>       From: owner-openssl-us...@openssl.org On Behalf Of Ger Hobbelt
>       Sent: Wednesday, 22 December, 2010 04:54

>       On Wed, Dec 22, 2010 at 7:53 AM, S Mathias <smathias1...@yahoo.com>
wrote:

>               is it an inescapable requirement to have a dedicated [not
fix] 
> ip address, when i want to use ssl on my domain?
                
>       Not exactly, but you must weigh the cost vs. merit here. When you 
> are looking for ways to serve multiple HTTPS (SSL protected) websites 
> from a single IP address, the magic term you're looking for is SNI 
> (Server Name Indication).

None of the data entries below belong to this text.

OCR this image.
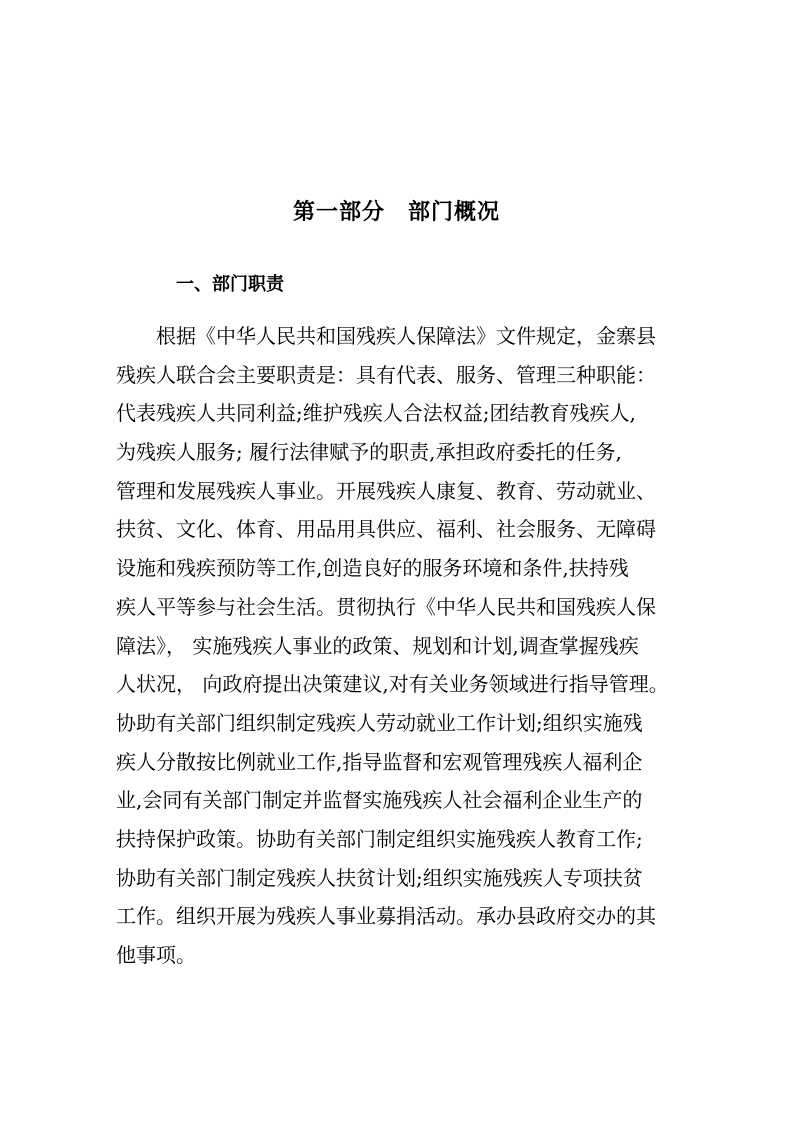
第一部分　部门概况
一、部门职责
根据《中华人民共和国残疾人保障法》文件规定，金寨县
残疾人联合会主要职责是：具有代表、服务、管理三种职能：
代表残疾人共同利益;维护残疾人合法权益;团结教育残疾人,
为残疾人服务; 履行法律赋予的职责,承担政府委托的任务,
管理和发展残疾人事业。开展残疾人康复、教育、劳动就业、
扶贫、文化、体育、用品用具供应、福利、社会服务、无障碍
设施和残疾预防等工作,创造良好的服务环境和条件,扶持残
疾人平等参与社会生活。贯彻执行《中华人民共和国残疾人保
障法》， 实施残疾人事业的政策、规划和计划,调查掌握残疾
人状况， 向政府提出决策建议,对有关业务领域进行指导管理。
协助有关部门组织制定残疾人劳动就业工作计划;组织实施残
疾人分散按比例就业工作,指导监督和宏观管理残疾人福利企
业,会同有关部门制定并监督实施残疾人社会福利企业生产的
扶持保护政策。协助有关部门制定组织实施残疾人教育工作;
协助有关部门制定残疾人扶贫计划;组织实施残疾人专项扶贫
工作。组织开展为残疾人事业募捐活动。承办县政府交办的其
他事项。
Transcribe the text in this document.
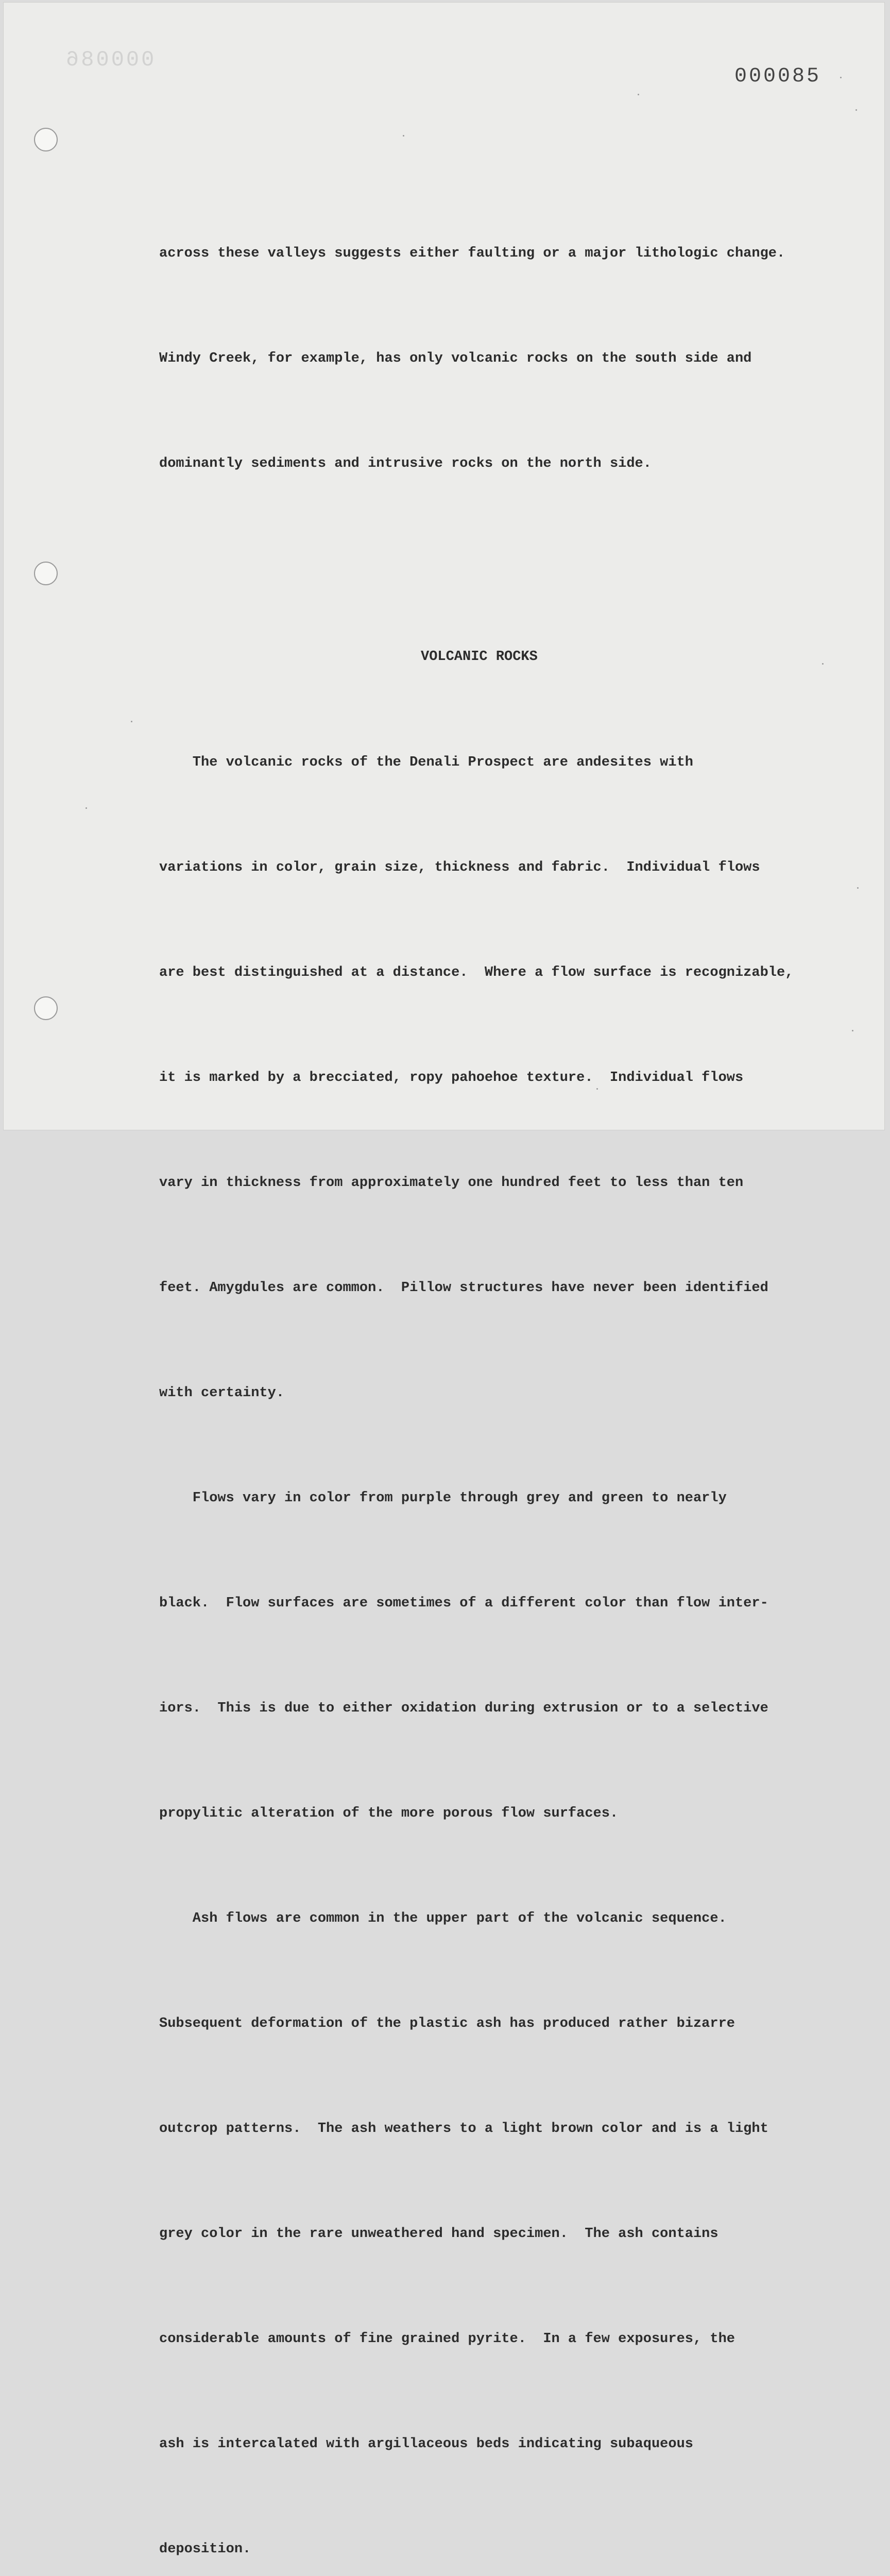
000086
000085

across these valleys suggests either faulting or a major lithologic change.

Windy Creek, for example, has only volcanic rocks on the south side and

dominantly sediments and intrusive rocks on the north side.

VOLCANIC ROCKS

The volcanic rocks of the Denali Prospect are andesites with

variations in color, grain size, thickness and fabric.  Individual flows

are best distinguished at a distance.  Where a flow surface is recognizable,

it is marked by a brecciated, ropy pahoehoe texture.  Individual flows

vary in thickness from approximately one hundred feet to less than ten

feet. Amygdules are common.  Pillow structures have never been identified

with certainty.

Flows vary in color from purple through grey and green to nearly

black.  Flow surfaces are sometimes of a different color than flow inter-

iors.  This is due to either oxidation during extrusion or to a selective

propylitic alteration of the more porous flow surfaces.

Ash flows are common in the upper part of the volcanic sequence.

Subsequent deformation of the plastic ash has produced rather bizarre

outcrop patterns.  The ash weathers to a light brown color and is a light

grey color in the rare unweathered hand specimen.  The ash contains

considerable amounts of fine grained pyrite.  In a few exposures, the

ash is intercalated with argillaceous beds indicating subaqueous

deposition.
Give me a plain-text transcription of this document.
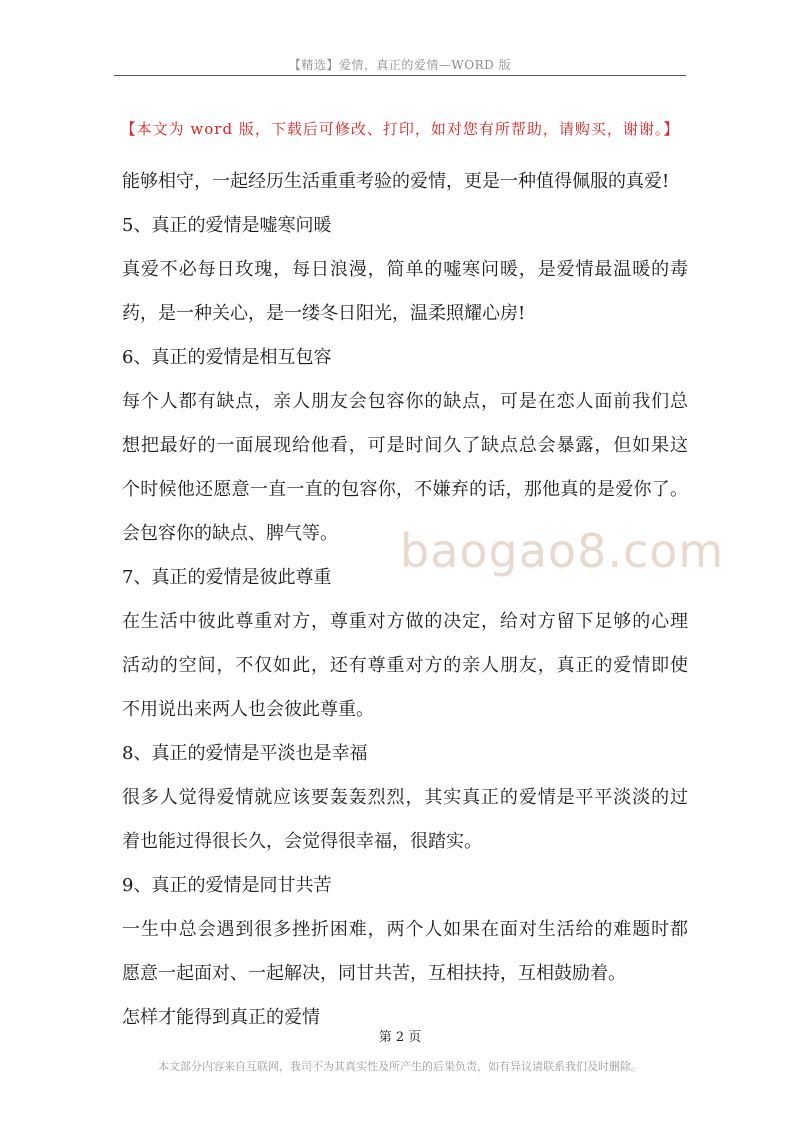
【精选】爱情，真正的爱情—WORD 版
【本文为 word 版，下载后可修改、打印，如对您有所帮助，请购买，谢谢。】
baogao8.com
能够相守，一起经历生活重重考验的爱情，更是一种值得佩服的真爱!
5、真正的爱情是嘘寒问暖
真爱不必每日玫瑰，每日浪漫，简单的嘘寒问暖，是爱情最温暖的毒
药，是一种关心，是一缕冬日阳光，温柔照耀心房!
6、真正的爱情是相互包容
每个人都有缺点，亲人朋友会包容你的缺点，可是在恋人面前我们总
想把最好的一面展现给他看，可是时间久了缺点总会暴露，但如果这
个时候他还愿意一直一直的包容你，不嫌弃的话，那他真的是爱你了。
会包容你的缺点、脾气等。
7、真正的爱情是彼此尊重
在生活中彼此尊重对方，尊重对方做的决定，给对方留下足够的心理
活动的空间，不仅如此，还有尊重对方的亲人朋友，真正的爱情即使
不用说出来两人也会彼此尊重。
8、真正的爱情是平淡也是幸福
很多人觉得爱情就应该要轰轰烈烈，其实真正的爱情是平平淡淡的过
着也能过得很长久，会觉得很幸福，很踏实。
9、真正的爱情是同甘共苦
一生中总会遇到很多挫折困难，两个人如果在面对生活给的难题时都
愿意一起面对、一起解决，同甘共苦，互相扶持，互相鼓励着。
怎样才能得到真正的爱情
第 2 页
本文部分内容来自互联网，我司不为其真实性及所产生的后果负责，如有异议请联系我们及时删除。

The second alternative (with restrictions) 
> is using a wildcard certificate or certificate with multiple
subjectAltName entries.

Or for completeness: if acceptable to your clients and supported, 
you can use an unauthenticated aka "anonymous" suite (ADH* or AECDH*), 
then there is no need for the server cert to match the (desired) 
server name (in fact no server cert is used at all).

The browsers I have to hand (IE7 and Firefox3.5) don't support anon 
as far as I can see, and I'd expect general-purpose browsers not to, 
since over the public Internet you almost always do want at least 
server auth. For custom(ized) clients this could be an option.